The next month, he needed a sheepskin rug for bedsores. Then he needed an inflatable rubber ring under his hips. His lungs were clogged and at night Molly pummelled his back to try to move the congestion.
One afternoon when she went into the bedroom, Percy was lying on his back, not moving. His eyes were open and his lips had a bluish tinge. Molly knelt by the bedside, clutching his hand. Her mind registered the information but she could not take it in. She called to David to come quickly. David had his Senior swimming certificate. He knew mouth-to-mouth. She watched him pinch Percy’s nose between his thumb and forefinger, the way he had been taught. He placed his mouth over his father’s cold lips to blow. Molly knew it was useless, but they had to try.
After her husband’s death, Molly was exhausted. She couldn’t get out of bed in the mornings without taking V
incent’s Powders, with their kick of caffeine and phenacetin.
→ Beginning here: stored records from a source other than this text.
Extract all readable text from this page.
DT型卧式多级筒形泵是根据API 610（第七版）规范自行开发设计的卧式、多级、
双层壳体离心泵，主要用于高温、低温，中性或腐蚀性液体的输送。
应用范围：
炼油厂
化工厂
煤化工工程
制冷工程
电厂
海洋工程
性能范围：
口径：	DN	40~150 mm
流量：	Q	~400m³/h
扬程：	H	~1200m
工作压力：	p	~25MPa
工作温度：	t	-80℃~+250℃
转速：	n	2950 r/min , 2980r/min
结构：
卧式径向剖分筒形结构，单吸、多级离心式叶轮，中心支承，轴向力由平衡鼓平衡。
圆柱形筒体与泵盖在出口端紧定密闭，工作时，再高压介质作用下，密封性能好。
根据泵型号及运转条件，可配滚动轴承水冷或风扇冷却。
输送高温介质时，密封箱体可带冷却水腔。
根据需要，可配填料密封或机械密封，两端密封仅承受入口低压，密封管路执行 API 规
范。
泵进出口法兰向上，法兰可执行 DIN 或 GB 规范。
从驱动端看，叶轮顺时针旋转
There were occasional visitors, but most of the time the house had taken on a sinister silence.
There was still a mortgage. She had to buy all the books for David’s final year at high school. She sat with the chequebook and a pile of bills. She lined up at the State Savings Bank in Puckle Street. Percy’s pension from BP wasn’t enough.
David had found a part-time job as a waiter in the banqueting department of the Hotel Australia in Collins Street. He usually worked on Friday and Saturday nights, starting at five o’clock and often getting home after midnight. Molly was relieved that, if he worked late like that, they paid for his taxi fare home.
Molly went to work at a factory, calibrating speedometers. Then she found a job making costumes in the wardrobe department of the ballet company in Flemington.
Molly and David began the new year at Cowes, on Phillip Island, where Teddy and Rosie and their kids had a holiday shack. David slept in a one-man tent in the back garden. He spent his mornings alone, reading the texts for English that year. One of the books on the course was Lawrence’s Sons and Lovers.
Teddy came to Molly one morning after breakfast. ‘You shouldn’t let the boy read that kind of filth.’ Now sixty, he worked as a cleaner at Footscray Technical College. ‘I’ve seen these teachers and the obscene books they get the kids to read.’
‘But he’s doing his Matric,’ Molly tried to explain. ‘That book is on his course. He has to read it for the exams.’ Now Percy was gone, everyone was trying to give her advice.
She did understand Teddy’s concern. Another of Lawrence’s books, Lady Chatterley’s Lover, had been banned in Australia for many years. The Literature Censorship Board had finally allowed it to be published only a few years earlier, in 1965, and there had been much controversy about it in the newspapers. Molly would never have dreamed of reading a book like that—she preferred magazines like the Women’s Weekly and New Idea—but she hoped the teachers knew what they were doing.